L’Orchestra, l’amore per la città, l’eredità di Abbado: «Musica come missione civica contro l’alienazione»
Petrilli (flauto) e Senese (violino)
Un direttore d’orchestra dopo la sua scomparsa lascia le incisioni, certo, il ricordo, ma soprattutto continua a vivere in quelli che hanno suonato con lui. Claudio Abbado ha fondato e fatto crescere meravigliose orchestre, una di queste sotto le Due Torri.
È la Mozart, un ensemble che, scomparso il suo inventore, Bologna e la sua più antica istituzione musicale, l’Accademia Filarmonica, hanno voluto tornasse a vivere. Da stasera a domenica nella città si svolgerà l’«Orchestra Mozart Festival», che non è solo una rassegna di musica come altre, come ci spiegano due componenti del suo «board», il flautista Mattia Petrilli e il violinista Francesco Senese.
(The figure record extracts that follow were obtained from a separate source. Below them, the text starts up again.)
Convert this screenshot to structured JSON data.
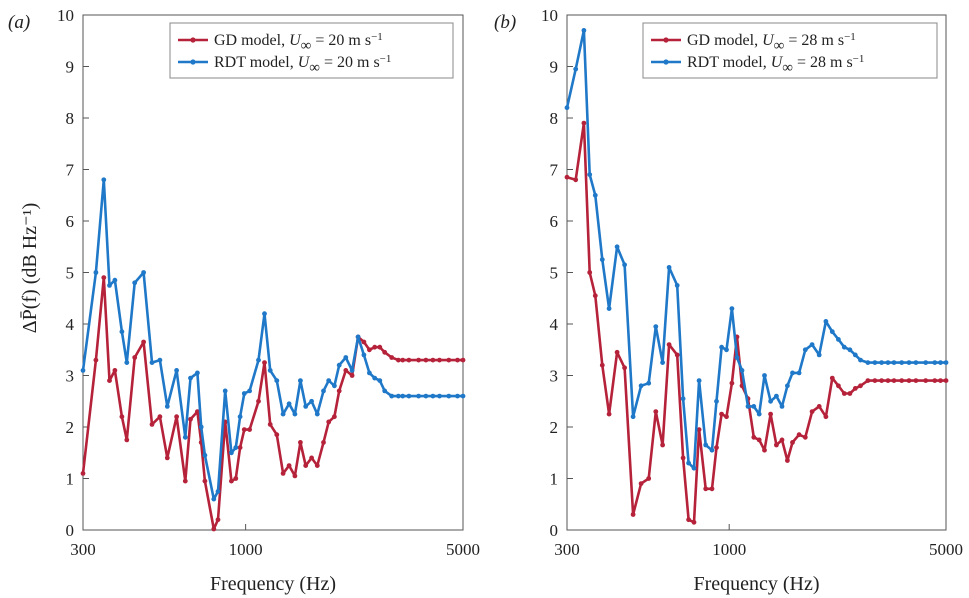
{
  "ylabel": "ΔP̄(f) (dB Hz⁻¹)",
  "chart_data": [
    {
      "type": "line",
      "panel_label": "(a)",
      "xlabel": "Frequency (Hz)",
      "xscale": "log",
      "xlim": [
        300,
        5000
      ],
      "ylim": [
        0,
        10
      ],
      "xticks": [
        {
          "value": 300,
          "label": "300"
        },
        {
          "value": 1000,
          "label": "1000"
        },
        {
          "value": 5000,
          "label": "5000"
        }
      ],
      "yticks": [
        0,
        1,
        2,
        3,
        4,
        5,
        6,
        7,
        8,
        9,
        10
      ],
      "legend_position": "top-right",
      "series": [
        {
          "name": "GD model, U∞ = 20 m s⁻¹",
          "legend_main": "GD model, ",
          "legend_u": "U",
          "legend_sub": "∞",
          "legend_rest": " = 20 m s",
          "legend_sup": "−1",
          "color": "#b5223a",
          "x": [
            300,
            330,
            350,
            365,
            380,
            400,
            415,
            440,
            470,
            500,
            530,
            560,
            600,
            640,
            665,
            700,
            720,
            740,
            790,
            815,
            860,
            900,
            930,
            960,
            990,
            1030,
            1100,
            1150,
            1200,
            1260,
            1320,
            1380,
            1440,
            1500,
            1560,
            1630,
            1700,
            1780,
            1850,
            1930,
            2000,
            2100,
            2200,
            2300,
            2400,
            2500,
            2600,
            2700,
            2800,
            2950,
            3100,
            3200,
            3350,
            3600,
            3800,
            4000,
            4200,
            4500,
            4800,
            5000
          ],
          "y": [
            1.1,
            3.3,
            4.9,
            2.9,
            3.1,
            2.2,
            1.75,
            3.35,
            3.65,
            2.05,
            2.2,
            1.4,
            2.2,
            0.95,
            2.15,
            2.3,
            1.7,
            0.95,
            0.02,
            0.2,
            2.1,
            0.95,
            1.0,
            1.6,
            1.95,
            1.95,
            2.5,
            3.25,
            2.05,
            1.85,
            1.1,
            1.25,
            1.05,
            1.7,
            1.25,
            1.4,
            1.25,
            1.7,
            2.1,
            2.2,
            2.7,
            3.1,
            3.0,
            3.75,
            3.65,
            3.5,
            3.55,
            3.55,
            3.45,
            3.35,
            3.3,
            3.3,
            3.3,
            3.3,
            3.3,
            3.3,
            3.3,
            3.3,
            3.3,
            3.3
          ]
        },
        {
          "name": "RDT model, U∞ = 20 m s⁻¹",
          "legend_main": "RDT model, ",
          "legend_u": "U",
          "legend_sub": "∞",
          "legend_rest": " = 20 m s",
          "legend_sup": "−1",
          "color": "#1f78c8",
          "x": [
            300,
            330,
            350,
            365,
            380,
            400,
            415,
            440,
            470,
            500,
            530,
            560,
            600,
            640,
            665,
            700,
            720,
            740,
            790,
            815,
            860,
            900,
            930,
            960,
            990,
            1030,
            1100,
            1150,
            1200,
            1260,
            1320,
            1380,
            1440,
            1500,
            1560,
            1630,
            1700,
            1780,
            1850,
            1930,
            2000,
            2100,
            2200,
            2300,
            2400,
            2500,
            2600,
            2700,
            2800,
            2950,
            3100,
            3200,
            3350,
            3600,
            3800,
            4000,
            4200,
            4500,
            4800,
            5000
          ],
          "y": [
            3.1,
            5.0,
            6.8,
            4.75,
            4.85,
            3.85,
            3.25,
            4.8,
            5.0,
            3.25,
            3.3,
            2.4,
            3.1,
            1.8,
            2.95,
            3.05,
            2.0,
            1.45,
            0.6,
            0.75,
            2.7,
            1.5,
            1.6,
            2.2,
            2.65,
            2.7,
            3.3,
            4.2,
            3.1,
            2.9,
            2.25,
            2.45,
            2.25,
            2.9,
            2.4,
            2.5,
            2.25,
            2.7,
            2.9,
            2.8,
            3.2,
            3.35,
            3.1,
            3.75,
            3.4,
            3.05,
            2.95,
            2.9,
            2.7,
            2.6,
            2.6,
            2.6,
            2.6,
            2.6,
            2.6,
            2.6,
            2.6,
            2.6,
            2.6,
            2.6
          ]
        }
      ]
    },
    {
      "type": "line",
      "panel_label": "(b)",
      "xlabel": "Frequency (Hz)",
      "xscale": "log",
      "xlim": [
        300,
        5000
      ],
      "ylim": [
        0,
        10
      ],
      "xticks": [
        {
          "value": 300,
          "label": "300"
        },
        {
          "value": 1000,
          "label": "1000"
        },
        {
          "value": 5000,
          "label": "5000"
        }
      ],
      "yticks": [
        0,
        1,
        2,
        3,
        4,
        5,
        6,
        7,
        8,
        9,
        10
      ],
      "legend_position": "top-right",
      "series": [
        {
          "name": "GD model, U∞ = 28 m s⁻¹",
          "legend_main": "GD model, ",
          "legend_u": "U",
          "legend_sub": "∞",
          "legend_rest": " = 28 m s",
          "legend_sup": "−1",
          "color": "#b5223a",
          "x": [
            300,
            320,
            340,
            355,
            370,
            390,
            410,
            435,
            460,
            490,
            520,
            550,
            580,
            610,
            640,
            680,
            710,
            740,
            770,
            800,
            840,
            880,
            910,
            945,
            980,
            1020,
            1060,
            1100,
            1150,
            1200,
            1250,
            1300,
            1360,
            1420,
            1480,
            1540,
            1600,
            1680,
            1760,
            1850,
            1950,
            2050,
            2150,
            2250,
            2350,
            2450,
            2550,
            2650,
            2800,
            2950,
            3100,
            3250,
            3400,
            3600,
            3800,
            4000,
            4300,
            4600,
            4800,
            5000
          ],
          "y": [
            6.85,
            6.8,
            7.9,
            5.0,
            4.55,
            3.2,
            2.25,
            3.45,
            3.15,
            0.3,
            0.9,
            1.0,
            2.3,
            1.65,
            3.6,
            3.4,
            1.4,
            0.2,
            0.15,
            1.95,
            0.8,
            0.8,
            1.6,
            2.25,
            2.2,
            2.85,
            3.75,
            2.8,
            2.55,
            1.8,
            1.75,
            1.55,
            2.25,
            1.65,
            1.75,
            1.35,
            1.7,
            1.85,
            1.8,
            2.3,
            2.4,
            2.2,
            2.95,
            2.8,
            2.65,
            2.65,
            2.75,
            2.8,
            2.9,
            2.9,
            2.9,
            2.9,
            2.9,
            2.9,
            2.9,
            2.9,
            2.9,
            2.9,
            2.9,
            2.9
          ]
        },
        {
          "name": "RDT model, U∞ = 28 m s⁻¹",
          "legend_main": "RDT model, ",
          "legend_u": "U",
          "legend_sub": "∞",
          "legend_rest": " = 28 m s",
          "legend_sup": "−1",
          "color": "#1f78c8",
          "x": [
            300,
            320,
            340,
            355,
            370,
            390,
            410,
            435,
            460,
            490,
            520,
            550,
            580,
            610,
            640,
            680,
            710,
            740,
            770,
            800,
            840,
            880,
            910,
            945,
            980,
            1020,
            1060,
            1100,
            1150,
            1200,
            1250,
            1300,
            1360,
            1420,
            1480,
            1540,
            1600,
            1680,
            1760,
            1850,
            1950,
            2050,
            2150,
            2250,
            2350,
            2450,
            2550,
            2650,
            2800,
            2950,
            3100,
            3250,
            3400,
            3600,
            3800,
            4000,
            4300,
            4600,
            4800,
            5000
          ],
          "y": [
            8.2,
            8.95,
            9.7,
            6.9,
            6.5,
            5.25,
            4.3,
            5.5,
            5.15,
            2.2,
            2.8,
            2.85,
            3.95,
            3.25,
            5.1,
            4.75,
            2.55,
            1.3,
            1.2,
            2.9,
            1.65,
            1.55,
            2.5,
            3.55,
            3.5,
            4.3,
            3.35,
            3.1,
            2.4,
            2.4,
            2.25,
            3.0,
            2.5,
            2.6,
            2.4,
            2.8,
            3.05,
            3.05,
            3.5,
            3.6,
            3.4,
            4.05,
            3.85,
            3.7,
            3.55,
            3.5,
            3.4,
            3.3,
            3.25,
            3.25,
            3.25,
            3.25,
            3.25,
            3.25,
            3.25,
            3.25,
            3.25,
            3.25,
            3.25,
            3.25
          ]
        }
      ]
    }
  ]
}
Oggi è ancora necessaria la musica classica?
Petrilli: «Claudio Abbado ce lo ha insegnato: un buon musicista è innanzitutto un buon cittadino. Con la nostra orchestra ci sentiamo portatori di un messaggio di bellezza, di cultura, quanto mai necessario oggi. Dobbiamo portarlo avanti anche uscendo dalle sale da concerto, per contrastare altre forme di comunicazione che stanno alienando. Per noi la musica è una sorta di missione – un’occasione per dialogare con gli altri». Vogliamo risalire alle origini
dell’orchestra?
Petrilli: «Fondata nel 2004, subito si caratterizza come comunità in cui si affiancano grandi cameristi, solisti di fama mondiale e giovani italiani, che crescono in simbiosi con quei maestri. L’orchestra si ferma dopo la morte di Claudio, e riprende a vivere dopo il 2017 con Bernard Haitink, che già lo aveva sostituito negli ultimi concerti».
Voi, come siete entrati nella Mozart?
Petrilli: «Partecipavo a un corso di formazione dell’Accademia Filarmonica. Proprio in quel periodo stavano facendo audizioni per il nuovo ensemble e sono stato selezionato».
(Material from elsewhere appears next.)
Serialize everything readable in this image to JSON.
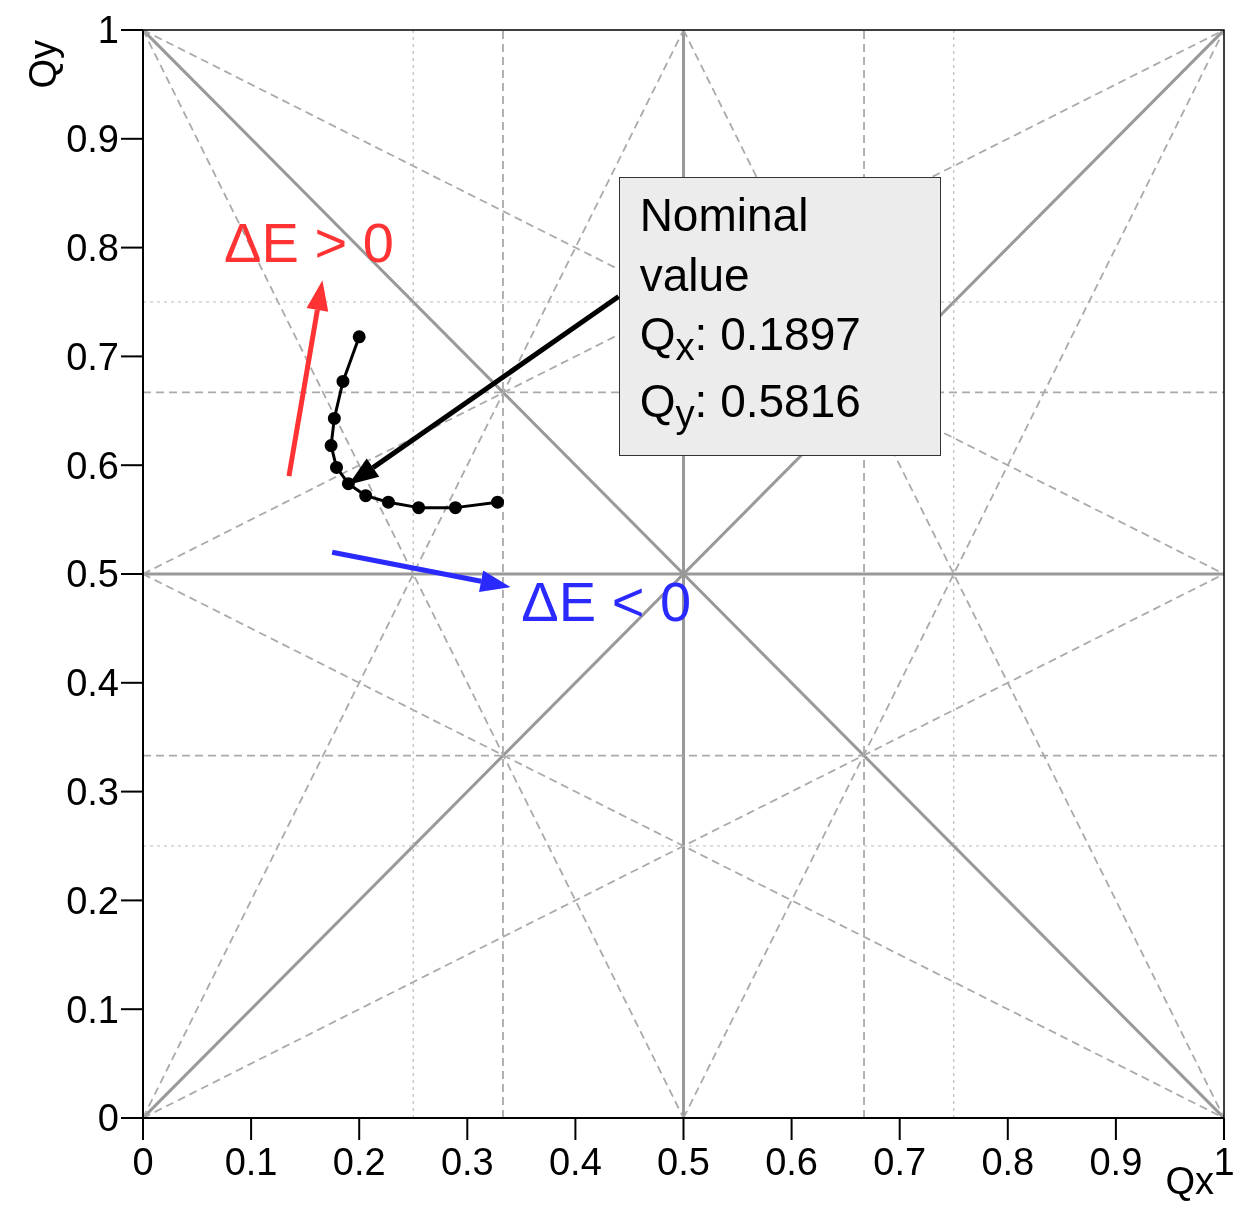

Senese: «Io stavo studiando all’estero. Quando ho saputo di questa possibilità mi sono precipitato. È da allora è stato un processo di crescita continua, grazie ad Abbado e al fatto di ritrovarmi al fianco di grandi musicisti, in orchestra o in formazioni più piccole da camera, facendo gruppo oltre le prove. Ognuno ha dato ai compagni sempre qualcosa, dal punto di vista artistico e umano. Abbiamo condiviso 15 anni: senza questa esperienza non saremmo quello che siamo oggi, anche fuori dalla Mozart».
Il festival si apre con la sinfonia concertante per oboe, fagotto, violino, violoncello e orchestra di Haydn e con l’«Eroica» di Beethoven, dirette da Haitink. Domani incrocio di classici e autori del Novecento…
Petrilli: «Saranno diversi concerti di musica da camera, sempre al Manzoni, alle 17. Eseguiremo il “Sestetto per fiati in mi bemolle maggiore” di Beethoven e il “Quintetto per archi n. 4 in sol minore” di Mozart, ma anche due brani d’ispirazione letteraria “Scrivo in vento” per flauto solo di Elliott Carter, dal sonetto di Petrarca, legato al contrasto tra uomo e natura, e “Sei metamorfosi da Ovidio” di Britten».
Uscirete anche dalle sedi canoniche?
Senese: «Ci sarà un concerto off sabato sera al bar Ducati di via D’Azeglio. Domenica mattina porteremo formazioni da camera a Palazzo Isolani. E ci dedicheremo alla formazione: sabato pomeriggio terremo un laboratorio per bambini».
Domenica l’ultimo concerto
Senese: «Con l’ouverture dal “Sogno di una notte di mezza estate” di Mendelssohn, il “Concerto per pianoforte e orchestra in mi bemolle maggiore” di Mozart, con Martin Helmchen al pianoforte, e la “Sinfonia n.5” di Schubert, sempre al Manzoni alle 17».
Quanto è importante Bologna per un’orchestra internazionale come la vostra?
Senese: «Siamo nati e cresciuti in questa città. Siamo legati alla Filarmonica, è la nostra casa. Qui abbiamo un pubblico che si segue e ci adora. Anche i musicisti stranieri si sentono parte della città. Per questo abbiamo pensato col festival di invadere Bologna di musica, per ricambiare l’affetto di questa che consideriamo la nostra casa».